De bewerkingen in zowel de Gantt-weergave als de planningsweergave verschaffen u de volgende extra gegevens:

  • Percentage gereed

    De voortgang van een productieorderbewerking is zichtbaar middels een voortgangsbalk en een gereedheidspercentage. Als u op Gereedmeldingen tonen klikt in het betreffende menu, kunt u de voortgangsbalk en het gereedheidspercentage weergeven of verbergen.

    LN gebruikt de volgende formule om de lengte van de voortgangsbalk te berekenen:

    Geplande productietijd - Resterende productietijd / Geplande productietijd

    Met andere woorden, de voortgangsbalk laat zien welk deel van de omsteltijd en de productietijd reeds verstreken is. De buffertijd, wachttijd en verplaatsingstijd worden niet meegenomen in de berekening van de voortgang. 9Hoewel op het planbord een deel van de voortgangsbalk wordt weergegeven onder de wachttijd van de bewerking, wordt de wachttijd niet meegenomen in de berekening van de voortgang.

  • Achterstalligheid

    Een bewerking is achterstallig als de eindtijd van de bewerking later is dan de aangevraagde leverdatum van de productieorder. Indien u de cursor verplaatst naar een achterstallige bewerking, wordt zowel in kalenderdagen/uren als werktijd aangegeven hoe achterstallig de bewerking is. Als een bewerking achterstallig is, kan dit door een kleur worden aangegeven. Is de kleur rood, dan is de bewerking achterstallig. In het betreffende menu kunt u op Achterstallig weergeven in-/uitschakelen klikken om te bepalen of LN een kleur moet gebruiken om aan te geven dat een bewerking achterstallig is.
  • Doorlooptijdcomponenten

    De doorlooptijdcomponenten van de bewerkingen, zoals de buffer- en omsteltijd als de status van de bewerkingen, worden met kleuren aangegeven.

In de Gantt-weergave gebruikt u de opdrachten in het menu om de productieorders te sorteren. Door uw gegevens te sorteren, kunt u zich richten op een specifiek deel van de jobshop, zoals de productieorders voor een specifiek PCS-project of een productiestartdatum weergeven.

U kunt u ervoor kiezen een melding te laten verschijnen als een productieorder te laat is als gevolg van een herplanning. In het betreffende menu klikt u op Planningsmeldingen in-/uitschakelen om te bepalen of een melding moet worden weergegeven.

U kunt bepalen of bewerkingen met de status Gereed op het planbord moeten worden weergegeven. In het betreffende menu klikt u op Gereed overslaan in-/uitschakelen om te bepalen of gereedgemelde bewerkingen moeten worden weergegeven.

U kunt bepalen of u de buffertijd van de bewerking wilt weergeven door op Buffertijd weergeven in-/uitschakelen te klikken in het betreffende menu.

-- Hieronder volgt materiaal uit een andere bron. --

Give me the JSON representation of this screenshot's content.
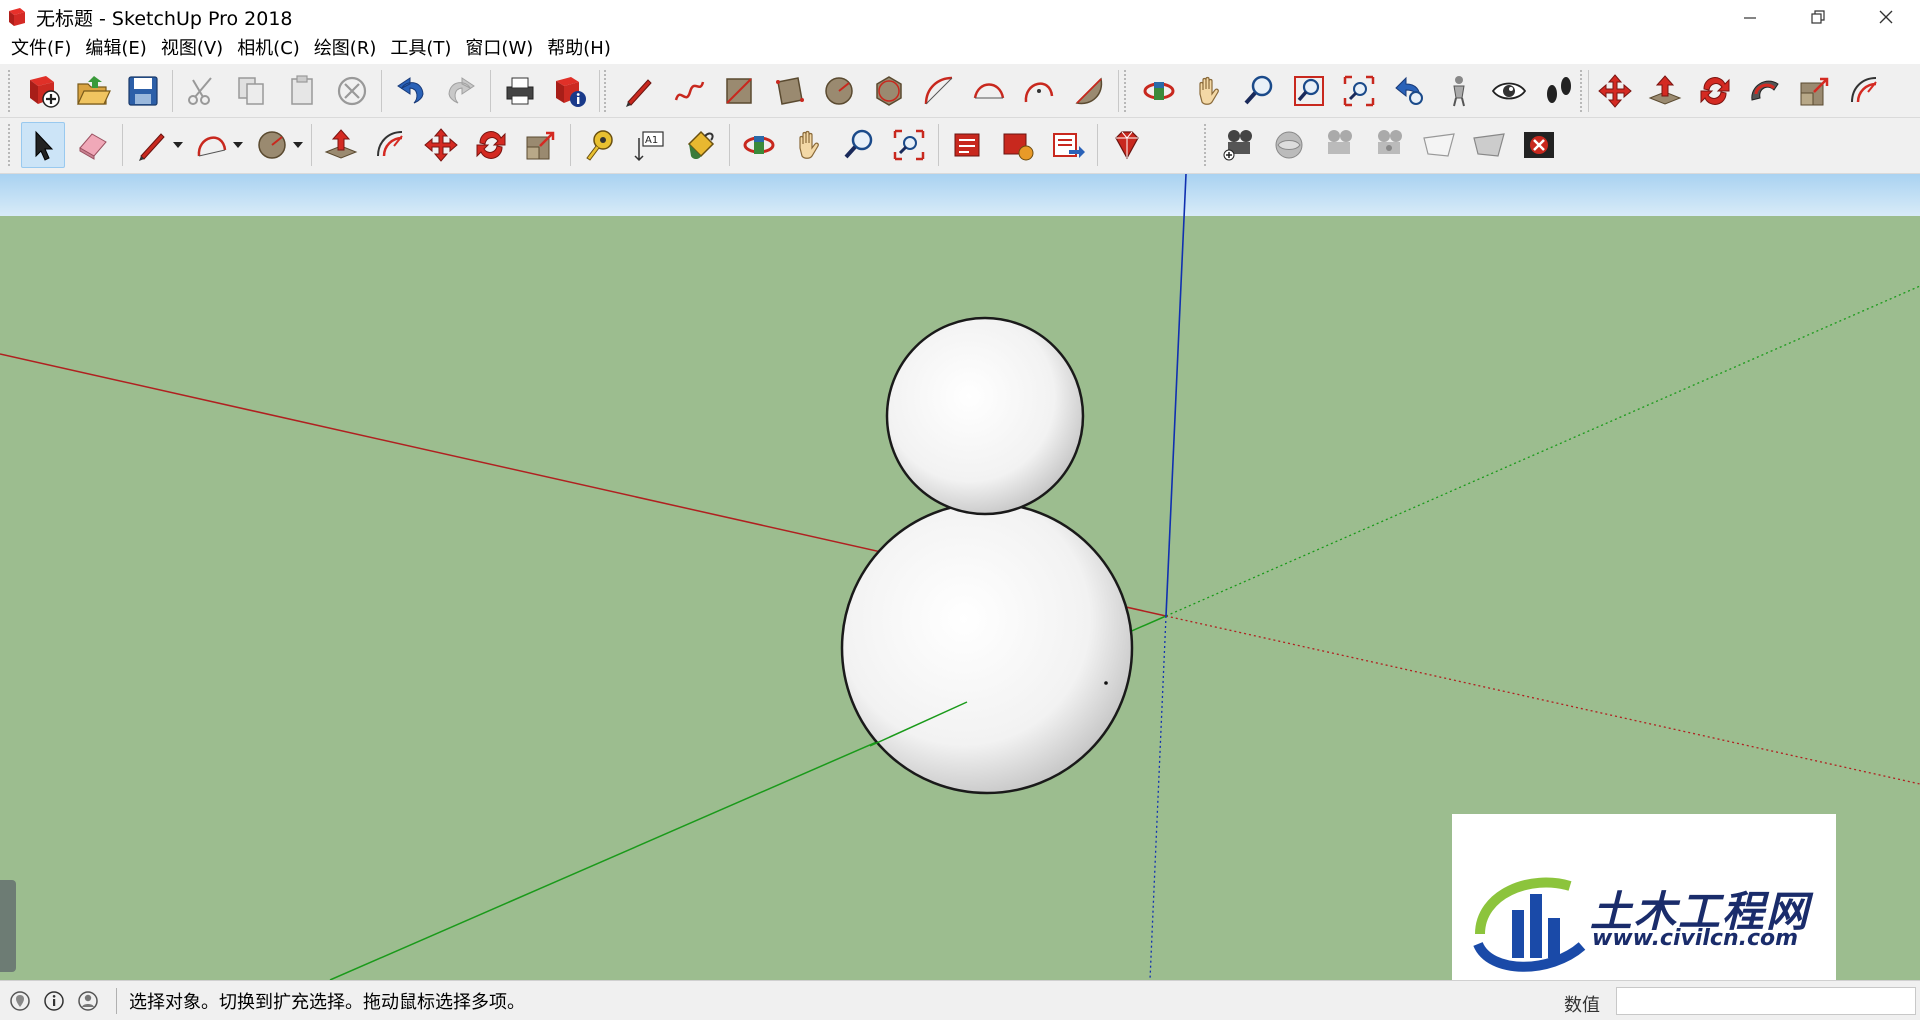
{
  "window": {
    "title": "无标题 - SketchUp Pro 2018"
  },
  "menu": [
    {
      "label": "文件(F)"
    },
    {
      "label": "编辑(E)"
    },
    {
      "label": "视图(V)"
    },
    {
      "label": "相机(C)"
    },
    {
      "label": "绘图(R)"
    },
    {
      "label": "工具(T)"
    },
    {
      "label": "窗口(W)"
    },
    {
      "label": "帮助(H)"
    }
  ],
  "toolbar1": {
    "icons": [
      "new-file-icon",
      "open-folder-icon",
      "save-icon",
      "cut-icon",
      "copy-icon",
      "paste-icon",
      "delete-icon",
      "undo-icon",
      "redo-icon",
      "print-icon",
      "model-info-icon",
      "pencil-line-icon",
      "freehand-icon",
      "rectangle-icon",
      "rotated-rectangle-icon",
      "circle-icon",
      "polygon-icon",
      "arc-icon",
      "two-point-arc-icon",
      "three-point-arc-icon",
      "pie-icon",
      "orbit-icon",
      "pan-icon",
      "zoom-icon",
      "zoom-window-icon",
      "zoom-extents-icon",
      "previous-view-icon",
      "position-camera-icon",
      "look-around-icon",
      "walk-icon",
      "move-icon",
      "push-pull-icon",
      "rotate-icon",
      "follow-me-icon",
      "scale-icon",
      "offset-icon"
    ]
  },
  "toolbar2": {
    "icons": [
      "select-icon",
      "eraser-icon",
      "pencil-icon",
      "arc-dropdown-icon",
      "circle-dropdown-icon",
      "push-pull-icon",
      "follow-me-icon",
      "move-icon",
      "rotate-icon",
      "scale-icon",
      "tape-measure-icon",
      "text-icon",
      "paint-bucket-icon",
      "orbit-icon",
      "pan-icon",
      "zoom-icon",
      "zoom-extents-icon",
      "3d-warehouse-icon",
      "extension-warehouse-icon",
      "layout-send-icon",
      "ruby-console-icon",
      "add-camera-icon",
      "camera-look-icon",
      "camera-frustum-icon",
      "camera-properties-icon",
      "camera-mask-icon",
      "camera-plane-icon",
      "camera-clear-icon"
    ]
  },
  "colors": {
    "sky": "#c4def5",
    "ground": "#9cbd8f",
    "axis_red": "#b02020",
    "axis_green": "#1a9a1a",
    "axis_blue": "#1030b0",
    "watermark_blue": "#1a2c6b"
  },
  "status": {
    "hint": "选择对象。切换到扩充选择。拖动鼠标选择多项。",
    "measure_label": "数值",
    "measure_value": ""
  },
  "watermark": {
    "title": "土木工程网",
    "url": "www.civilcn.com"
  }
}
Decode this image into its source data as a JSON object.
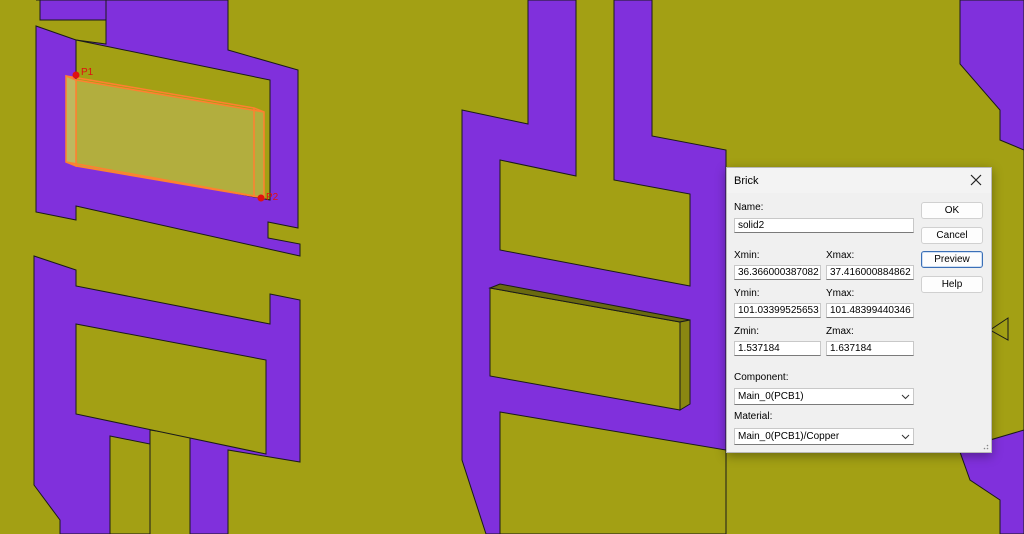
{
  "colors": {
    "background": "#a3a014",
    "trace": "#8030dc",
    "selection": "#ff8030",
    "point_marker": "#e01010"
  },
  "viewport": {
    "point_labels": [
      "P1",
      "P2"
    ]
  },
  "dialog": {
    "title": "Brick",
    "close_icon": "close-icon",
    "name_label": "Name:",
    "name_value": "solid2",
    "xmin_label": "Xmin:",
    "xmin_value": "36.366000387082",
    "xmax_label": "Xmax:",
    "xmax_value": "37.416000884862",
    "ymin_label": "Ymin:",
    "ymin_value": "101.03399525653",
    "ymax_label": "Ymax:",
    "ymax_value": "101.48399440346",
    "zmin_label": "Zmin:",
    "zmin_value": "1.537184",
    "zmax_label": "Zmax:",
    "zmax_value": "1.637184",
    "component_label": "Component:",
    "component_value": "Main_0(PCB1)",
    "material_label": "Material:",
    "material_value": "Main_0(PCB1)/Copper",
    "buttons": {
      "ok": "OK",
      "cancel": "Cancel",
      "preview": "Preview",
      "help": "Help"
    }
  }
}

Als de buffertijd wordt weergegeven, is de startdatum van het bewerkingsblok in het planbord gelijk aan de startdatum van de buffertijd. Als de buffertijd niet wordt weergegeven, is de startdatum van het bewerkingsblok gelijk aan de omsteltijd of stuktijd.

Gebruik de activiteitenrelaties om actieve relaties tussen bewerkingen in de Gantt-weergave weer te geven.